Audit finds Illinois spent $4.6M on Medicaid coverage for dead people
A federal health department audit found Illinois spent $4.6 million in Medicaid payments on behalf of deceased beneficiaries.
An audit by the U.S. Department of Health & Human Services’ Office of Inspector General, or OIG, found Illinois spent $4.6 million on Medicaid coverage for dead people.
From October 2015 to September 2017, Illinois made 84 insurance payments for 80 deceased individuals that the state did not recover, according to OIG’s audit. The state now owes the federal government $3.2 million – the portion of the $4.6 million Illinois received from the federal health department.
State officials blamed the errors on a “technical flaw,” according to the Chicago Tribune, and said the state failed to enter the individuals’ death dates into the system.
OIG’s Illinois audit comes following similar reports revealing that other states’ Medicaid programs also made insurance payments on behalf of dead people. The OIG report recommends Illinois add dates of death to the records of deceased beneficiaries previously marked in the system as “inactive.” The state accepted all OIG’s recommendations, according to the report.
This is not the first time Illinois accidentally made Medicaid payments on behalf of dead people: Illinois spent $16 million on Medicaid coverage for 3,961 dead people between 2013 and 2014, according to previous audits.
In 2015, former Gov. Bruce Rauner signed a bill into law requiring the Illinois Department of Human Services to cross check recipient names with death records kept by the Illinois Department of Public Health.
Illinois also spent $2.2 million on pension benefits for 1,000 dead people from 2010 to 2014.
At the same time the state was making Medicaid payments for dead people, many other Illinoisans have died waiting in line for care. Since the state expanded Medicaid through the Affordable Care Act in 2013 – which relaxed means testing requirements for able-bodied adults aged 19 to 64 – 823 Illinoisans have died while on Medicaid’s waiting list.
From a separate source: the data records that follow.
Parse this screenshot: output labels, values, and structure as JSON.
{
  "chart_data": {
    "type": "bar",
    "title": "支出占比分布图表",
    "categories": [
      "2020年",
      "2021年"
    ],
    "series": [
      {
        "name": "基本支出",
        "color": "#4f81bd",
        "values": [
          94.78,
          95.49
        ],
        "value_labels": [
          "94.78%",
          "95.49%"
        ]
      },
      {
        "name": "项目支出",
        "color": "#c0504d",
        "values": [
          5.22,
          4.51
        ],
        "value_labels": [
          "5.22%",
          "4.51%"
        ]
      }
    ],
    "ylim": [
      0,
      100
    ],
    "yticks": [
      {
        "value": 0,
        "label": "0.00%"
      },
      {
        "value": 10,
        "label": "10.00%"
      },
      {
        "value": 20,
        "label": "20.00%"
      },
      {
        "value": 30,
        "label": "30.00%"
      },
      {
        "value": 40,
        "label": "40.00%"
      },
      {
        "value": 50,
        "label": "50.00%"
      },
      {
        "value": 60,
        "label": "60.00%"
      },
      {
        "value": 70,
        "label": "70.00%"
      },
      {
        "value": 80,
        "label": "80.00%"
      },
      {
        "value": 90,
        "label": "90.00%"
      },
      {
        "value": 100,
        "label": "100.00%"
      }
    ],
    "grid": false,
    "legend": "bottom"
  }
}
Despite lawmakers’ efforts to improve the system and years of reports detailing millions of mismanaged tax dollars, Illinois has struggled to resolve these inefficiencies. As the state grapples with a $3.2 billion structural deficit, it has continued to squander millions in scarce health care dollars.
State lawmakers must work to ensure Medicaid funds are spent appropriately and benefit those truly in need. Given Illinois’ dire fiscal condition, neither taxpayers nor those who rely on Medicaid can afford more bureaucratic errors.